Silk Road is one of those rare Manila restaurants bolstered by a very competent and well-trained staff, certainly testament to Cecille’s meticulous training of them. The servers have mastered the dance of serve-and-disappear. Our water glasses are dutifully refilled only when almost empty, a dropped fork is replaced almost by magic, and the staff never hovers but is there when needed. Then there’s Ruben, one of those restaurant managers that every restaurateur dreams of having. Supremely competent and eagle-eyed, not a bad meal will be had when he’s in the house. If Cecille isn’t around or is in the kitchen, ask for him if you need help with dish or drink recommendations.
The food at Silk Road speaks of a Filipino chef whose love for Thai cuisine is clear. Years of study and a through immersion into the country’s culture has allowed Cecille to strike a harmony among ingredients while allowing each individual element to sing. Consider her Whole Sea Bass Deep Fried Served with Lemongrass Dressing (P110/100 grams), a dish I’m told she spent a long time refining. Flayed of skin and meat but tastefully so, this fish is not a dish that makes a pretty picture, but oh how it astounds!
Each morsel is moist contrasting in texture with its crispy outside. The fish is lavished in a lemongrass sauce that’s simultaneously sour and sweet, with a “breather” provided by the crispy basil leaves. You’ll be asked if you want the sauce tossed or on the side. Either is fine, and should you not want sea bass, it comes in tilapia too.
Som Tam (papaya salad) is a refreshing side providing freshness and crunch to the fish. I like playing with the sour-salty elements by adding fish sauce and vinegar from the condiment tray provided.
Cecille uplifts familiar favorites such as the famous Pad Thai (P340) with an eye to beauty. Noodles are encased in an elegant net made from eggs that are whisked, strained, and allowed to rest, enabling a luxurious drizzle. Al dente and exquisitely made, I say that you can’t find a better (and better looking) pad thai in Manila.

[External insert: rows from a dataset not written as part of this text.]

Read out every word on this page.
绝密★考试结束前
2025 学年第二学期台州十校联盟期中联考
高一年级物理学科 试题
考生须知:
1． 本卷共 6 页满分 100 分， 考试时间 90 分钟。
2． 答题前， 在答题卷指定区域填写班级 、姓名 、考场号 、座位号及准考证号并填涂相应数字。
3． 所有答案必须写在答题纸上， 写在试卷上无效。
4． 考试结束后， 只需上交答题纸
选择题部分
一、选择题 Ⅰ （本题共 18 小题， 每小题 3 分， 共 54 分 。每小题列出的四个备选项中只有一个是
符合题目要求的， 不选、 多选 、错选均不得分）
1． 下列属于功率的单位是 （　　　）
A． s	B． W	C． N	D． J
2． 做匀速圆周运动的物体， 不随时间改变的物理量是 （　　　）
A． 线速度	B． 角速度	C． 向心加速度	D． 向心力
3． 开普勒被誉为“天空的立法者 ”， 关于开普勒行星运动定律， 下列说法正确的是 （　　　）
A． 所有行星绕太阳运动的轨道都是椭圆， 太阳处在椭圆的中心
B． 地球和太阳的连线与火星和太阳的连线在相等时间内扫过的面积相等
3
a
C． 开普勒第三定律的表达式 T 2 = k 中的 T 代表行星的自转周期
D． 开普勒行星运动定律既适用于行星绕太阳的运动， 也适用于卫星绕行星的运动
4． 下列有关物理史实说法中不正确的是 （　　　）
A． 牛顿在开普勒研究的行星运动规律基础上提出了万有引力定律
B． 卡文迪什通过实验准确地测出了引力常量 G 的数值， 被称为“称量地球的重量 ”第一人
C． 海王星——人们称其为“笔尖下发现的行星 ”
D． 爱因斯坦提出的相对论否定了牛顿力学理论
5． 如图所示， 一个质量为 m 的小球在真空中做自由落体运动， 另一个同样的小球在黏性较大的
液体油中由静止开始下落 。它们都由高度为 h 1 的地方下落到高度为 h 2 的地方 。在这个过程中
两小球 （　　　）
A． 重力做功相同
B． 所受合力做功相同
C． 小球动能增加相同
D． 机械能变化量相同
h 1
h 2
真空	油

A fine meal rounds off well with the Silk Road Dessert Sampler (P295). The trio of ice creams in coconut, mango, and durian might be overly strong for some but the sticky rice with mango – hot and yes, sticky – suffices beautifully. The tako, coconut pudding with a thick topping of coconut cream, is the best I’ve found in Manila – exceedingly soft and creamy. I feel however, that the Tab Tim Grob, red rubies, could be softer and afforded more coconut milk.
Silk Road has much going for it, and much of it redounds to the diner’s benefit: accessible location; ample parking, though not all the time, unfortunately; and comfortable, classy interiors. It’s a meal that echoes the tenets of Thai cuisine as exhibited by a masterful chef: a remarkable syntheses of flavors, colors, and textures, and truly memorable.
Net Quad Corporate Center
4th Avenue corner 31st street
Bonifacio Global City, Taguig (across Kuppa and near Shi Lin).